Two things happened on Tuesday that augur well for dry cargo markets in the short term and in the longer term.

The Baltic Dry Index (BDI) broke through the 2,000-point level to reach its highest assessment since July.

At the same time, China — the world’s biggest centre of demand for seaborne dry commodities — announced new stimuli for its economy, which in turn could generate demand for shipping, if the nation successfully boosts its GDP growth.

The BDI, which is the overall indicator of the strength of dry cargo markets for vessels ranging from supramax up to capesize in tonnage, rose by 15 points on Tuesday to reach 2,014.

Much of this growth came from the capesize market, where average spot rates across five key benchmarks were assessed $216 higher on Tuesday, at $27,378 per day.

Underwhelming?

The best news of the day came from China, where the central bank unveiled a broad package of monetary stimulus measures to help revive investor confidence and kick-start economic growth.

Analysts, however, have questioned whether the package will be enough to get things back on track, ease deflationary pressure and save China’s ailing real-estate sector.

The potentially positive news for dry-cargo shipping is that the stimulus plan includes a package aimed at supporting China’s troubled property sector.

Borrowing costs will be lowered and rules for buying second homes will be eased.

However, the package does not include any meaningful measures to boost consumer demand for new properties, which is what drives demand for iron ore for steel used in construction, among other dry commodities.

Evercore lead China analyst Neo Wang said in a note on Tuesday: “The stimulus is not enough to address the urgency and degree of challenges reflected in pre-announcements today.

“But it has become clear that Beijing is willing to take increasingly bigger steps to shore up growth. This policy momentum is precious and encouraging.
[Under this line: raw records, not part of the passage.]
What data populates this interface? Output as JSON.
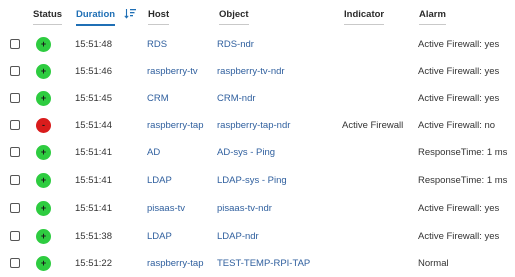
{
  "columns": {
    "status": "Status",
    "duration": "Duration",
    "host": "Host",
    "object": "Object",
    "indicator": "Indicator",
    "alarm": "Alarm"
  },
  "colors": {
    "ok": "#2ecc40",
    "down": "#d91c1c",
    "link": "#2f5f9e",
    "sort_accent": "#1f6fb5"
  },
  "rows": [
    {
      "status": "ok",
      "symbol": "+",
      "time": "15:51:48",
      "host": "RDS",
      "object": "RDS-ndr",
      "indicator": "",
      "alarm": "Active Firewall: yes"
    },
    {
      "status": "ok",
      "symbol": "+",
      "time": "15:51:46",
      "host": "raspberry-tv",
      "object": "raspberry-tv-ndr",
      "indicator": "",
      "alarm": "Active Firewall: yes"
    },
    {
      "status": "ok",
      "symbol": "+",
      "time": "15:51:45",
      "host": "CRM",
      "object": "CRM-ndr",
      "indicator": "",
      "alarm": "Active Firewall: yes"
    },
    {
      "status": "down",
      "symbol": "-",
      "time": "15:51:44",
      "host": "raspberry-tap",
      "object": "raspberry-tap-ndr",
      "indicator": "Active Firewall",
      "alarm": "Active Firewall: no"
    },
    {
      "status": "ok",
      "symbol": "+",
      "time": "15:51:41",
      "host": "AD",
      "object": "AD-sys - Ping",
      "indicator": "",
      "alarm": "ResponseTime: 1 ms"
    },
    {
      "status": "ok",
      "symbol": "+",
      "time": "15:51:41",
      "host": "LDAP",
      "object": "LDAP-sys - Ping",
      "indicator": "",
      "alarm": "ResponseTime: 1 ms"
    },
    {
      "status": "ok",
      "symbol": "+",
      "time": "15:51:41",
      "host": "pisaas-tv",
      "object": "pisaas-tv-ndr",
      "indicator": "",
      "alarm": "Active Firewall: yes"
    },
    {
      "status": "ok",
      "symbol": "+",
      "time": "15:51:38",
      "host": "LDAP",
      "object": "LDAP-ndr",
      "indicator": "",
      "alarm": "Active Firewall: yes"
    },
    {
      "status": "ok",
      "symbol": "+",
      "time": "15:51:22",
      "host": "raspberry-tap",
      "object": "TEST-TEMP-RPI-TAP",
      "indicator": "",
      "alarm": "Normal"
    }
  ]
}
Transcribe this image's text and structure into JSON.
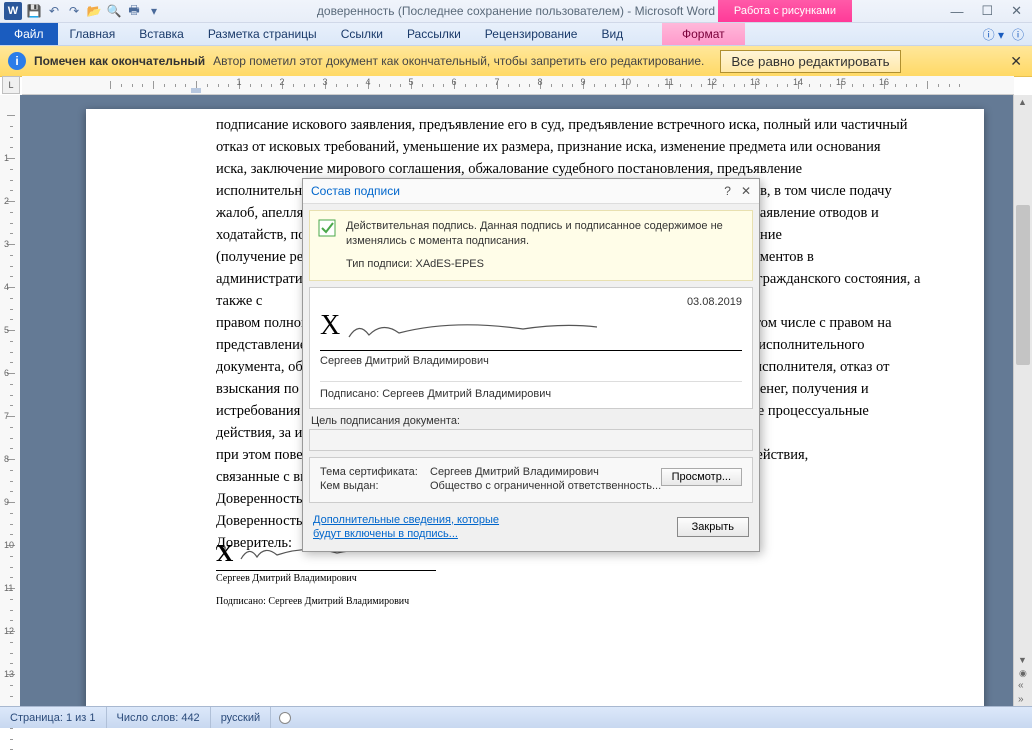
{
  "titlebar": {
    "doc_title": "доверенность (Последнее сохранение пользователем)  -  Microsoft Word",
    "context_tool": "Работа с рисунками"
  },
  "ribbon": {
    "file": "Файл",
    "tabs": [
      "Главная",
      "Вставка",
      "Разметка страницы",
      "Ссылки",
      "Рассылки",
      "Рецензирование",
      "Вид"
    ],
    "format": "Формат"
  },
  "infobar": {
    "bold": "Помечен как окончательный",
    "text": "Автор пометил этот документ как окончательный, чтобы запретить его редактирование.",
    "button": "Все равно редактировать"
  },
  "document": {
    "body_lines": [
      "подписание искового заявления, предъявление его в суд, предъявление встречного иска, полный или частичный",
      "отказ от исковых требований, уменьшение их размера, признание иска, изменение предмета или основания",
      "иска, заключение мирового соглашения, обжалование судебного постановления, предъявление",
      "исполнительного документа к взысканию, с правом на подачу любых других документов, в том числе подачу",
      "жалоб, апелляционной жалобы, кассационной жалобы, надзорной жалобы, заявлений, заявление отводов и",
      "ходатайств, подписание и подачу мировых соглашений и заявлений, с правом на получение",
      "(получение решений, определений, исполнительных листов и судебных приказов), документов в",
      "административном порядке, включая документы о государственной регистрации актов гражданского состояния, а также с",
      "правом полного представительства моих интересов в исполнительном производстве, в том числе с правом на",
      "представление и отзыв исполнительных документов, а также с правом на подачу отзыв исполнительного",
      "документа, обжалование действий (бездействия) и постановлений судебного пристава-исполнителя, отказ от",
      "взыскания по исполнительному документу, получение присужденного имущества или денег, получения и",
      "истребования имущества и денежных средств, с правом совершать от моего имени иные процессуальные",
      "действия, за исключением передоверия полномочий другим лицам,",
      "при этом поверенный вправе лично подписывать, подавать, получать и совершать все действия,",
      "связанные с выполнением данного поручения.",
      "Доверенность выдана с правом передоверия.",
      "Доверенность действительна в течение трёх лет.",
      "Доверитель:"
    ],
    "sig_name": "Сергеев Дмитрий Владимирович",
    "sig_signed": "Подписано: Сергеев Дмитрий Владимирович"
  },
  "dialog": {
    "title": "Состав подписи",
    "yellow1": "Действительная подпись. Данная подпись и подписанное содержимое не изменялись с момента подписания.",
    "yellow2": "Тип подписи: XAdES-EPES",
    "date": "03.08.2019",
    "signer_name": "Сергеев Дмитрий Владимирович",
    "signed_by_label": "Подписано: ",
    "signed_by": "Сергеев Дмитрий Владимирович",
    "purpose_label": "Цель подписания документа:",
    "cert_theme_label": "Тема сертификата:",
    "cert_theme": "Сергеев Дмитрий Владимирович",
    "cert_issuer_label": "Кем выдан:",
    "cert_issuer": "Общество с ограниченной ответственность...",
    "view_btn": "Просмотр...",
    "more_link1": "Дополнительные сведения, которые",
    "more_link2": "будут включены в подпись...",
    "close_btn": "Закрыть"
  },
  "statusbar": {
    "page": "Страница: 1 из 1",
    "words": "Число слов: 442",
    "lang": "русский"
  }
}
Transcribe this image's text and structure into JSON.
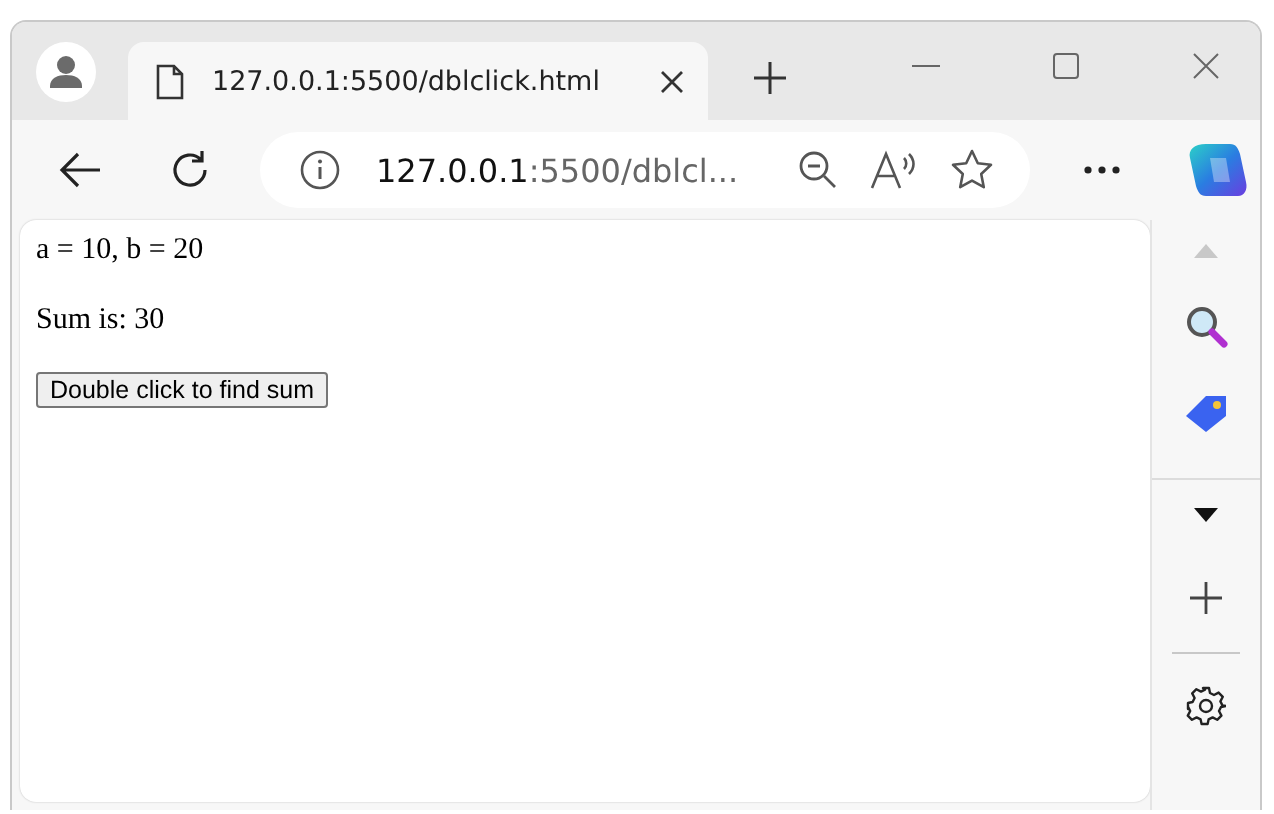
{
  "tab": {
    "title": "127.0.0.1:5500/dblclick.html"
  },
  "address": {
    "host": "127.0.0.1",
    "rest": ":5500/dblcl..."
  },
  "page": {
    "lines": [
      "a = 10, b = 20",
      "Sum is: 30"
    ],
    "button": "Double click to find sum"
  }
}
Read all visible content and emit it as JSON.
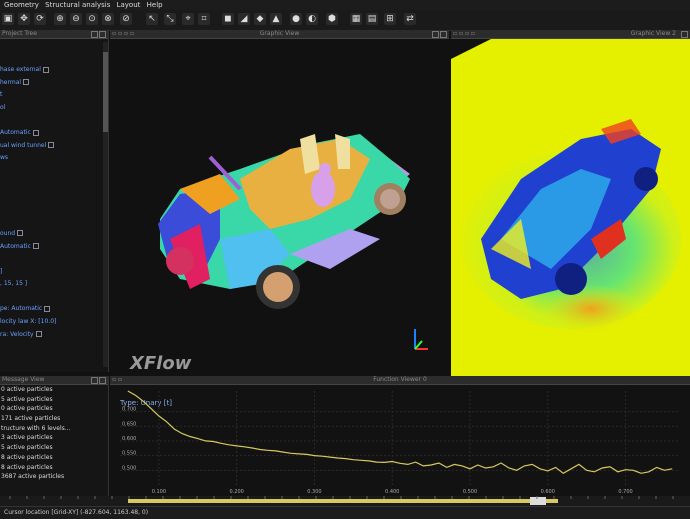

Markets reacted positively.

“Ultimately, it is up to stronger fiscal stimulus to do the heavy lifting.”

Futures shrug

The market for dry freight derivatives did not react very much to the stimulus package.

Bids for capesize paper for the calendar year 2025 were at about $21,700 per day as of 4pm in London, up by less than $100 since the market opened.

Other contracts struggled to see even three-figure gains on Tuesday.

The November contract for capesizes saw some of the most growth over the day’s trading, increasing by more than $200.

Bidding was at $27,350 per day about an hour before the market closed.

The Baltic Exchange’s forward curve for capesizes currently indicates daily rates of just under $30,000 for October, falling to $27,000 and $26,600 in November and December.